The luck of the draw has played too powerful a part for such a prestige competition. Home advantage has been so great it has been the main deciding factor in matches and I would go so far as to suggest that playing at home in the semi- finals was the difference between winning and losing.
I take nothing away from Leicester or Brive and I am looking forward to their meeting in the final at Cardiff in two weeks time. They both played tremendous rugby and I don't begrudge either of them the honour. But after watching Toulouse go down at Leicester and taking part in Cardiff's defeat in Brive I feel that had the venues been reversed it could have been us against Toulouse in the final.
This may seem a strange opinion considering how brilliantly Leicester played but their opponents were a shadow of the Toulouse we know. French teams are not renowned as travellers but that doesn't explain their complete lack of inspiration. We saw how well they played in the final at Cardiff last year and they have been the dominant French club since. The on-off doubts about the game and the cold conditions might have got to them but they just didn't function.
You would never have thought they are rated a more accomplished team than Brive who rose to the occasion like giants. The atmosphere was like nothing we've experienced. The noise when I stepped up to take the penalties was almost unbearable. I was hit by a snowball just as I was to kick one and I pulled the ball just wide of the posts. I am not making excuses but I don't recommend the experience as ideal for penalty-taking.
I thought our defence was outstanding under the circumstances. We were still well in the game at half-time but made too many mistakes under the pressure of the afternoon. You have to be made of iron to withstand that level of intimidation and that goes for referees, too. Had that inspirational support been in our favour on our own ground, the balance would have been titled the other way and I have no doubt in our ability to have won.
The reason Leicester and Brive played at home is because they performed better in the group matches. But Cardiff and Toulouse were in the toughest group, everyone called it the Group of Death, and we were therefore punished twice by the luck of the draw. Not only was it harder to qualify we then had to visit teams who'd had easier groups. In future, home advantage has to be reduced by playing home and away legs and by staging the semi-finals on neutral grounds.
It is a competition that is going to grow and grow in stature but it must be slotted earlier into the season so that it finishes well before the Five Nations begins. While it may never challenge the international championship for importance it could lead to a conflict of interests if the tournaments are not kept well apart.
There is already such a conflict in the offing. The Five Nations has long been the undisputed ruler of rugby in the first three months of the year and the domestic league and cup matches have been well down the pecking order. But the financial demands of running a top club side have brought new priorities. Gate receipts from high league positions and cup-runs are now vital.
Added to which, qualification for a place in the European Cup by finishing in the top four is essential as we in Cardiff realise only too well. Playing for your country will always be the greatest thrill but players will find extra pressure from their clubs during the rest of the season. Nowhere will this apply more than in France.
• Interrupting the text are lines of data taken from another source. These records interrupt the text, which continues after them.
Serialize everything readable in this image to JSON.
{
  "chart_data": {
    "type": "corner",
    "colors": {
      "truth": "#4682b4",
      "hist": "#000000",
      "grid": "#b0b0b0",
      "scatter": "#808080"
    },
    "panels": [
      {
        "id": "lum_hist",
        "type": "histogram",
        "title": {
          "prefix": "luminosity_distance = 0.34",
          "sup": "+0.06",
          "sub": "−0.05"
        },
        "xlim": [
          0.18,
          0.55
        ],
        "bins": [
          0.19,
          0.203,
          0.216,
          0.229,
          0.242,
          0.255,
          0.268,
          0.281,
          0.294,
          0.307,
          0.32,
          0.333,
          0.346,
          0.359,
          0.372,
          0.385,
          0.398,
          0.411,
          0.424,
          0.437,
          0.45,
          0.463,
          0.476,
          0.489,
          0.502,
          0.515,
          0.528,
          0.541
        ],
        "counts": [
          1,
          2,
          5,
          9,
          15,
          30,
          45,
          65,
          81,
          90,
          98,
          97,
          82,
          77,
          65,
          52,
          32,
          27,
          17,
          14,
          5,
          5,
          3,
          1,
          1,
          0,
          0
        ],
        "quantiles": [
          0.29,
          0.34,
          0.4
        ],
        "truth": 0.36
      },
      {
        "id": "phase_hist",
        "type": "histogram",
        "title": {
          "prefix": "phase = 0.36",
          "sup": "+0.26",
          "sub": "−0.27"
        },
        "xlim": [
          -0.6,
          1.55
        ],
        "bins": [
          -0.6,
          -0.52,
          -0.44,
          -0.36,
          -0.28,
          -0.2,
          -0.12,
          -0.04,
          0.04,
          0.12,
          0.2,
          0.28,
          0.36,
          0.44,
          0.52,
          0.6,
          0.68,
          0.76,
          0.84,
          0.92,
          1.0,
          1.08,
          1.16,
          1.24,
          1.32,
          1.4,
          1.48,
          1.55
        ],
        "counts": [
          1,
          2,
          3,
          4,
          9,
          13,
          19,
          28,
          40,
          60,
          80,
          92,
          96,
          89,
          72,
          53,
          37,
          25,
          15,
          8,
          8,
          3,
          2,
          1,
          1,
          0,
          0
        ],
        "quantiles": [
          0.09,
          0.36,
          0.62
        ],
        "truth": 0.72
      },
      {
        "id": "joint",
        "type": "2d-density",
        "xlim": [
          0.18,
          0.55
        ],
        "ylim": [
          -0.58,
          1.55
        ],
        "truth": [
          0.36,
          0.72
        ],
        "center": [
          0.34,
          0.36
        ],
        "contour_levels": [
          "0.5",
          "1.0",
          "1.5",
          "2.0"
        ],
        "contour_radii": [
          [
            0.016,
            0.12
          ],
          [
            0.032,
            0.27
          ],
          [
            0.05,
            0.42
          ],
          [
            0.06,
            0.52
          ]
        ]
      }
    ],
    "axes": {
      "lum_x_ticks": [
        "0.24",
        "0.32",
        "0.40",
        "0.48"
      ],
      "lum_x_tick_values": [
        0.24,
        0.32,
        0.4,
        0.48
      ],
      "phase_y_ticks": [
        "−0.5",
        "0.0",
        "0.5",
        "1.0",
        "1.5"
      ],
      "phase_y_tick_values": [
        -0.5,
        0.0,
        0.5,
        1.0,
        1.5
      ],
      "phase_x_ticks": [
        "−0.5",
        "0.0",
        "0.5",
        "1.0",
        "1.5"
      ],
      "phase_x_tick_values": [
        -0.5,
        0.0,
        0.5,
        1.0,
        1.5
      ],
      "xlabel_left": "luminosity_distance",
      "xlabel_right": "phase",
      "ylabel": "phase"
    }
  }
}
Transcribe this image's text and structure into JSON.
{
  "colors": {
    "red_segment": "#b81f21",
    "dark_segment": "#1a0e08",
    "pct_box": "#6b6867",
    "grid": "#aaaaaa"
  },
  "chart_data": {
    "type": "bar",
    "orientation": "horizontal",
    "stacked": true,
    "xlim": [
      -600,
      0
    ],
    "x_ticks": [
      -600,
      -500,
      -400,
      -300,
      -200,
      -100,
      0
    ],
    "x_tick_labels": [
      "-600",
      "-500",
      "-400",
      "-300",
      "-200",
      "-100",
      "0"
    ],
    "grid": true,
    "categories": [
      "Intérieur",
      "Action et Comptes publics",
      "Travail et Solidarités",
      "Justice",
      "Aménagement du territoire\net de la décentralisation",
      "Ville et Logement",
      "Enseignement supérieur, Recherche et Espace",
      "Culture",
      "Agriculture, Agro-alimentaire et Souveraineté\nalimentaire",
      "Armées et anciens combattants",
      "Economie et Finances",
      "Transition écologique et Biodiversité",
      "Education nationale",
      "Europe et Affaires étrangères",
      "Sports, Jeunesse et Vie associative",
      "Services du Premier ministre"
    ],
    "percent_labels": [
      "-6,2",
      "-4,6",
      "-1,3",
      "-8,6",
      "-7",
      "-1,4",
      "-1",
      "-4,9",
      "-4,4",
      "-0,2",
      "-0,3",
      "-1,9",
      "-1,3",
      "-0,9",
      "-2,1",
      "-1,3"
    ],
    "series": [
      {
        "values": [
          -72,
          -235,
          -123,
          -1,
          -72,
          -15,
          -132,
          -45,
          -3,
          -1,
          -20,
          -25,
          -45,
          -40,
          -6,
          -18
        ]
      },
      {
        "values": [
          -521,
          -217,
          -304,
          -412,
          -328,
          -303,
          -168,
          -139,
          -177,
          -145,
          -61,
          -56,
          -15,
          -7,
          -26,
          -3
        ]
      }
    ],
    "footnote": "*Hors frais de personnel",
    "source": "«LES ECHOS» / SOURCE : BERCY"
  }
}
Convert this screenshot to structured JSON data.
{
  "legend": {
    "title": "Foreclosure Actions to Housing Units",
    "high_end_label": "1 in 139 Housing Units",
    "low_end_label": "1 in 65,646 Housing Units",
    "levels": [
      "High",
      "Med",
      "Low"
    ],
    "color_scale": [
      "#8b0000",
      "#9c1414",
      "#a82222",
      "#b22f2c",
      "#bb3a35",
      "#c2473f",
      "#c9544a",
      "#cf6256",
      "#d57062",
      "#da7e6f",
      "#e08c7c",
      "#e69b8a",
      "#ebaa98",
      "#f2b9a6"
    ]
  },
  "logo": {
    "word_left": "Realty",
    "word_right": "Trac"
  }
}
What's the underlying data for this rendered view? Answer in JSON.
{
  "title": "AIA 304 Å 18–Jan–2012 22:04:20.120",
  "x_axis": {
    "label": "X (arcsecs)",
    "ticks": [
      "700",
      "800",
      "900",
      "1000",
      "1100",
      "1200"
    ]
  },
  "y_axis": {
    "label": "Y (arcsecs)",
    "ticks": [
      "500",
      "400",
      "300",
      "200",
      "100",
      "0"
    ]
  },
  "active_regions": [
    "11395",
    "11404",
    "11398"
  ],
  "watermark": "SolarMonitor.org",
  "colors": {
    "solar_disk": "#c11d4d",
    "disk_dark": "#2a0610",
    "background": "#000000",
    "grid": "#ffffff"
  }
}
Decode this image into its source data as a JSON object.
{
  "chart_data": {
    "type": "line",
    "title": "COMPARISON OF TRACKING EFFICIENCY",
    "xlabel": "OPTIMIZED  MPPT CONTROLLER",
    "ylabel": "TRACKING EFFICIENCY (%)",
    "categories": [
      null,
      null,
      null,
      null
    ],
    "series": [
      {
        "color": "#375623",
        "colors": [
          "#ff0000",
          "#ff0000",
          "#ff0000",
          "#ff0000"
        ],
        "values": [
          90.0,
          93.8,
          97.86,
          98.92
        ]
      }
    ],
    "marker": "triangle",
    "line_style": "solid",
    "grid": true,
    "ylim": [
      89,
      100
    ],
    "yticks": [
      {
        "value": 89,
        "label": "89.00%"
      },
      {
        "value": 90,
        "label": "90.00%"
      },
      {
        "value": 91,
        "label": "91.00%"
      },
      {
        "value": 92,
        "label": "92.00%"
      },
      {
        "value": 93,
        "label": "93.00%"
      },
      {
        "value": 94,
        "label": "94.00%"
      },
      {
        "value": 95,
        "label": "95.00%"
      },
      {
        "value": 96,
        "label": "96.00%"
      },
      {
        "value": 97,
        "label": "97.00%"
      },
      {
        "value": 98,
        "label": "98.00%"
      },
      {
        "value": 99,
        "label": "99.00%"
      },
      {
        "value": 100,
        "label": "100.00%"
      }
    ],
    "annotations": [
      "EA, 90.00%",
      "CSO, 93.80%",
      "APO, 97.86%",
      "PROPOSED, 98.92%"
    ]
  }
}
One of the major revelations of the European Cup has been the strength of the club scene in France. Most of our fans had never heard of teams like Brive and Dax. The success of the European Cup has distracted attention from the lesser Conference competition. We had good teams like Swansea and Northampton competing yet all the four semi-finalists were French - Bourgoin, Castres, Narbonne and Agen.
The French clubs' race to qualify for next season's European Cup is going to be fearsome. Will it detract from France's challenge for the Five Nations? Players of all the nations will find it difficult with club demands rivalling the pressures of international rugby but it will worry the French most of all.